私は自分の軽はずみな言動を恥じる他ない。

 

「……エミリアさんは、全部推測してた。自分が仮にザフトに投降した事とかも。僕が言ったのは全部受け売りだ。エミリアさんは全部わかってたから投降しなかったんだ。あの人が何手先まで考えてるか、君もわかるだろ?」

 

「………………」

 

言われてみればその通りだ。

私に話さなかっただけで、エミリアはすべて考えていたのだろう。

私の考えが及ばないくらいアイツの頭はキレる。

エミリアが頑なに投降を拒否した事をしっかりと鑑みるべきだったのだ。

 

「……とにかく、僕達は投降しない。アークエンジェルに着いていくしか、僕達にはできないんだ。」

 

「けど……」

 

その時、背後から声がかかる。

私は振り向かなくともそれが誰かわかったが、振り向きたくなかった。

 

「────カガリ、あなた………」

 

「エ、エミリア……」

 

どうにか首を動かして後ろを振り向くと、案の定エミリアがいた。

エミリアの片方しかない瞳は悲しげで、それでも何か達観したような表情だった。

 

「ごめんなさい、話が聞こえたの……………それじゃ、私がこの艦にいるとあちらも知った、という事ね?」

 

「…………すまない、私が浅はかだった。なんてお詫びしたらいいか………」

 

「………いいわ。遅かれ早かれ、いつかは知られる事だったもの。
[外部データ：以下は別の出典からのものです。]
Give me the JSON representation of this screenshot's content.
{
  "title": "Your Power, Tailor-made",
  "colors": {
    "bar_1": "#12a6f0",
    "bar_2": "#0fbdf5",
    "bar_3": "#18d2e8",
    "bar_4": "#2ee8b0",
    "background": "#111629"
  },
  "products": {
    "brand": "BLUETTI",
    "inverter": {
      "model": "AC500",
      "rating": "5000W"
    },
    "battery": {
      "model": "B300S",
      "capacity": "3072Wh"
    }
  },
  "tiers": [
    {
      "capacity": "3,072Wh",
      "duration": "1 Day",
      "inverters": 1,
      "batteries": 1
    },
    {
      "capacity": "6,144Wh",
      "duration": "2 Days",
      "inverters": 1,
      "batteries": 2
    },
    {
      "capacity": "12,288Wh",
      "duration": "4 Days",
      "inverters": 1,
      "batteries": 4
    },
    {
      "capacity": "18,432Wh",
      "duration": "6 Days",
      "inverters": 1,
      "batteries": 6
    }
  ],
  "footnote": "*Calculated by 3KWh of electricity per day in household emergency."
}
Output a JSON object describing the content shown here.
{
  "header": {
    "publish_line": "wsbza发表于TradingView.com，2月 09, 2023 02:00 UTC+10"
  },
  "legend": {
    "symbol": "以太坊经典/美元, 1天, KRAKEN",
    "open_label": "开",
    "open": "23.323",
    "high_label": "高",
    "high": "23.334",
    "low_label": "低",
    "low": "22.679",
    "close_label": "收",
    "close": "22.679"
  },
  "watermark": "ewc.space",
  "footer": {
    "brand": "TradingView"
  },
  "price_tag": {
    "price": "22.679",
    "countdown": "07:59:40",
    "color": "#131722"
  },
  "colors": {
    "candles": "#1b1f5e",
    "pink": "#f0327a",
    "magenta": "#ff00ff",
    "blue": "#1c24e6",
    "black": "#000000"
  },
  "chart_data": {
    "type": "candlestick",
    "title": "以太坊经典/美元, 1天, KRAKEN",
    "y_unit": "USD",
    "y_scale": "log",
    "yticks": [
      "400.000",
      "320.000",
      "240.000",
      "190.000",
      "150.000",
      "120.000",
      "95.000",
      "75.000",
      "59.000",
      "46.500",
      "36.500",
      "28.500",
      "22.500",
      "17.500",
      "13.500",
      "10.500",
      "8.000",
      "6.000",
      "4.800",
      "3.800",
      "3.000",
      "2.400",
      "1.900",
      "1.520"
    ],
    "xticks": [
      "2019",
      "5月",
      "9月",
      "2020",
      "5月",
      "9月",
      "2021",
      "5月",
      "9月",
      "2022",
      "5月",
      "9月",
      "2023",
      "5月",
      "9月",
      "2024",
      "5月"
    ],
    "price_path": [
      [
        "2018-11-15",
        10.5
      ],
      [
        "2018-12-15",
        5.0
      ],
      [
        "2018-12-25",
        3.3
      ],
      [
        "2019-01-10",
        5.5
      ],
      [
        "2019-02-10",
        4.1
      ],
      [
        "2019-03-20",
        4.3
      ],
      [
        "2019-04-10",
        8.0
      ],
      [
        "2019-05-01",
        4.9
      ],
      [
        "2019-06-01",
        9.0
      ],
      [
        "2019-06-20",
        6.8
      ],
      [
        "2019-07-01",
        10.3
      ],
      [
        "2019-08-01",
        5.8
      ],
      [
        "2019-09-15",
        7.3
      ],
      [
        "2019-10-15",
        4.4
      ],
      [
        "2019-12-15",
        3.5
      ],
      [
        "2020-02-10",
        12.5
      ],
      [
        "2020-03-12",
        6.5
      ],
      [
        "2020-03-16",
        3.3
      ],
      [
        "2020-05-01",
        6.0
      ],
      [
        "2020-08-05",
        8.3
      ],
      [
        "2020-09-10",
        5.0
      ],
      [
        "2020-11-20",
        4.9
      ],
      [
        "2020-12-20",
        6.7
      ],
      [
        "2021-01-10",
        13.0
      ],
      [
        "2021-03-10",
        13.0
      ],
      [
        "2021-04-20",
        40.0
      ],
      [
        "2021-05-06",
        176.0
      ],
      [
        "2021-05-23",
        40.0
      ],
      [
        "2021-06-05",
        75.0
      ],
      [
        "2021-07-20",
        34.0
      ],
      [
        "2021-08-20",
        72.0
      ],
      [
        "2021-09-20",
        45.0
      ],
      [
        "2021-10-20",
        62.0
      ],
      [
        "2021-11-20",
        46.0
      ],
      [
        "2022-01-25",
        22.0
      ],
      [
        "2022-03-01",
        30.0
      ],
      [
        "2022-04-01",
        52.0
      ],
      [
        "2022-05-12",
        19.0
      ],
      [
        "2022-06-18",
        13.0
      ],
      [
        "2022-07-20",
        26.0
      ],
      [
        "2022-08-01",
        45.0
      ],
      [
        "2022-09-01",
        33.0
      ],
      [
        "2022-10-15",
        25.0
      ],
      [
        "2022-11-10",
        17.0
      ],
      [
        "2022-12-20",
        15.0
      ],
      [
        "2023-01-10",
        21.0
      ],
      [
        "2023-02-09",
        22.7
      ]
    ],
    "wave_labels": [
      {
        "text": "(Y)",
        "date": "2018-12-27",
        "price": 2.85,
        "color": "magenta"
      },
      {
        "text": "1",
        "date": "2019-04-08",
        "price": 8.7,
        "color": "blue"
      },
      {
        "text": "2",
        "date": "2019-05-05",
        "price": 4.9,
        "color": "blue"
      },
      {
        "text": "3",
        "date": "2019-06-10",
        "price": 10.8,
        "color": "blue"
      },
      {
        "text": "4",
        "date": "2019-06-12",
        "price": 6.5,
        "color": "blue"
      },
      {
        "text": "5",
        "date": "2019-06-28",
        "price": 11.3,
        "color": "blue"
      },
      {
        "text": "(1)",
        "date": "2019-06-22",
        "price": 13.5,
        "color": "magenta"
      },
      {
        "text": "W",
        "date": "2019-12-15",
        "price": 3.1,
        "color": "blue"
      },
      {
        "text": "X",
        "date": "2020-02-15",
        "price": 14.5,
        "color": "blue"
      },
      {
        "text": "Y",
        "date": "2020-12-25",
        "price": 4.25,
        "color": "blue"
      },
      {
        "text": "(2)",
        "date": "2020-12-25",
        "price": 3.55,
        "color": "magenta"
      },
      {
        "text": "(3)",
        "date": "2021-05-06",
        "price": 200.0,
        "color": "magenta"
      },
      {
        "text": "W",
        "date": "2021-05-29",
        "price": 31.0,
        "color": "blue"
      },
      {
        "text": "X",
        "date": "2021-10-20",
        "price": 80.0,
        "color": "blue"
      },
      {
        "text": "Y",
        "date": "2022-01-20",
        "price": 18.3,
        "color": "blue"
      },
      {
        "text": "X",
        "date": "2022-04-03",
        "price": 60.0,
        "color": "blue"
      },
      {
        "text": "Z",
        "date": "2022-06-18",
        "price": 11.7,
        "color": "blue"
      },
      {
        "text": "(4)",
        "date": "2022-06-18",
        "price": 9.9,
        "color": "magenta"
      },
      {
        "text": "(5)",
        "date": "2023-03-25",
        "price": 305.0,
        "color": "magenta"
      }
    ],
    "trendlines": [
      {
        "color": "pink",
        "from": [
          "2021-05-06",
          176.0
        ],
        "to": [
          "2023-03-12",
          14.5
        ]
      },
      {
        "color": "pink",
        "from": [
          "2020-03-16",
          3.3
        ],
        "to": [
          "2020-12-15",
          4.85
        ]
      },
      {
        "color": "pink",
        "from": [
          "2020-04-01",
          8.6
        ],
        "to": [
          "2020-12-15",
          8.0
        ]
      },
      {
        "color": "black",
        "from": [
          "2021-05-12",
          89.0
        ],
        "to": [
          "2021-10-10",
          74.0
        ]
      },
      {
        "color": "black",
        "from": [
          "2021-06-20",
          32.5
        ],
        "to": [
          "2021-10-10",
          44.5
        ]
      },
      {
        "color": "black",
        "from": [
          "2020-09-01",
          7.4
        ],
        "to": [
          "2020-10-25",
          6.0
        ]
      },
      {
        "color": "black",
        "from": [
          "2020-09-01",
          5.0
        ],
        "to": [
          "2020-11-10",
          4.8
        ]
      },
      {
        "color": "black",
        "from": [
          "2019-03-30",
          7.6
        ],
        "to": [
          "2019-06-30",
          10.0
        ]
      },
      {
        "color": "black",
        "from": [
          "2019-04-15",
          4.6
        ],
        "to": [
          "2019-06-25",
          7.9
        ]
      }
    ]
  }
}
知られた事は大した問題じゃない。あなたが気負う必要もない。」

 

いつもの通り、エミリアは感情的な私とは程遠い静かな口調で私に言う。

その態度を見て、更に私は自分の行いをいたたまれなくなってしまった。

 

「だが……」

 

「カガリは、私やキラくんの事を思ってそうしたんでしょう?なら仕方ない。けど、あなたのその心は美徳でもあり欠点でもあるの。一国のお姫様がそんな浅はかな考えで動くと国は滅びるわよ。次からはよく考えて動きなさい。」

 

「う、うん………」

 

エミリアは多分私の感情を汲み取ったのだろう。

だから、あえて私を嗜めたのだ。

私はそれで酷く惨めな気持ちになるが、エミリアに対する後ろめたさはそこで消えていた。